Slave 2 (Solaris 10)
-----------------------------
mysql> SHOW VARIABLES LIKE 'bulk%';
+-------------------------+---------+
| Variable_name           | Value   |
+-------------------------+---------+
| bulk_insert_buffer_size | 8388608 |
+-------------------------+---------+
1 row in set (0.01 sec)

Thank you for the additional information and tests. I've got no answer to the following question yet:

Is there anything in Solaris slave's error log for the appropriate period?

Send the 

show variables like 'slave%';

results from the problematic slave also.

Hi Valeriy,

Many thanks for the quick reply. I have checked error log manytimes but to my surprise there is nothing in there. No error message at all. The last few lines say connected to master on xxx position. With no error message and all the things behaving normally, I don't know where to start troubleshooting.

Anyways, please find below the additional information requested.

mysql> show variables like 'slave%';
+---------------------------+-------------------+
| Variable_name             | Value             |
+---------------------------+-------------------+
| slave_compressed_protocol | OFF               |
| slave_load_tmpdir         | /var/spool/mysql/ |
| slave_net_timeout         | 3600              |
| slave_skip_errors         | OFF               |
| slave_transaction_retries | 10                |
+---------------------------+-------------------+
5 rows in set (0.00 sec)

Cheers

Hi,
Was just checking about the status of this query. Is it a bug? Can you please let me know.

Thanks

I am not sure about the status. I have no ideas on how to repeat and what is the reason, really. 

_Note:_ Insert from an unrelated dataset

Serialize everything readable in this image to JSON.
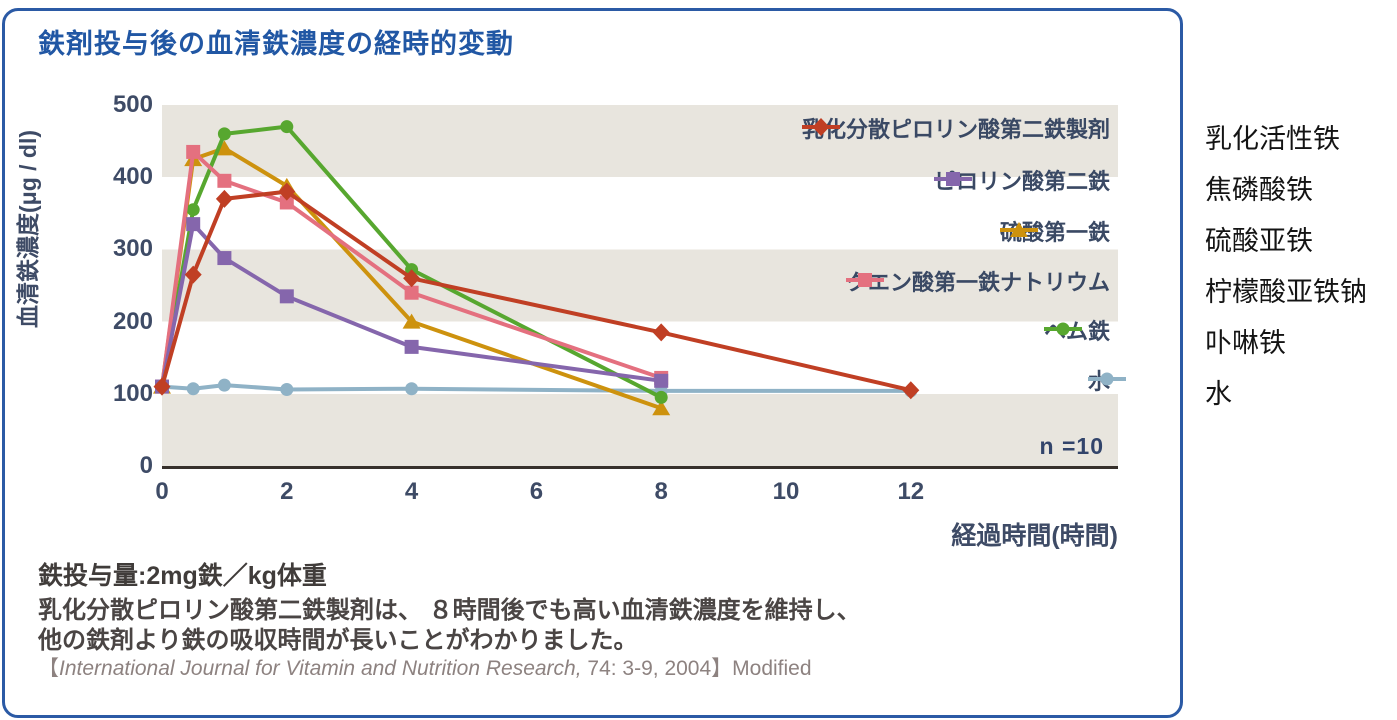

Please, send show variables like 'slave%'; results from local RH slave. Send the uname -a results from your master and both slaves.

No feedback was provided for this bug for over a month, so it is
being suspended automatically. If you are able to provide the
information that was originally requested, please do so and change
the status of the bug back to "Open".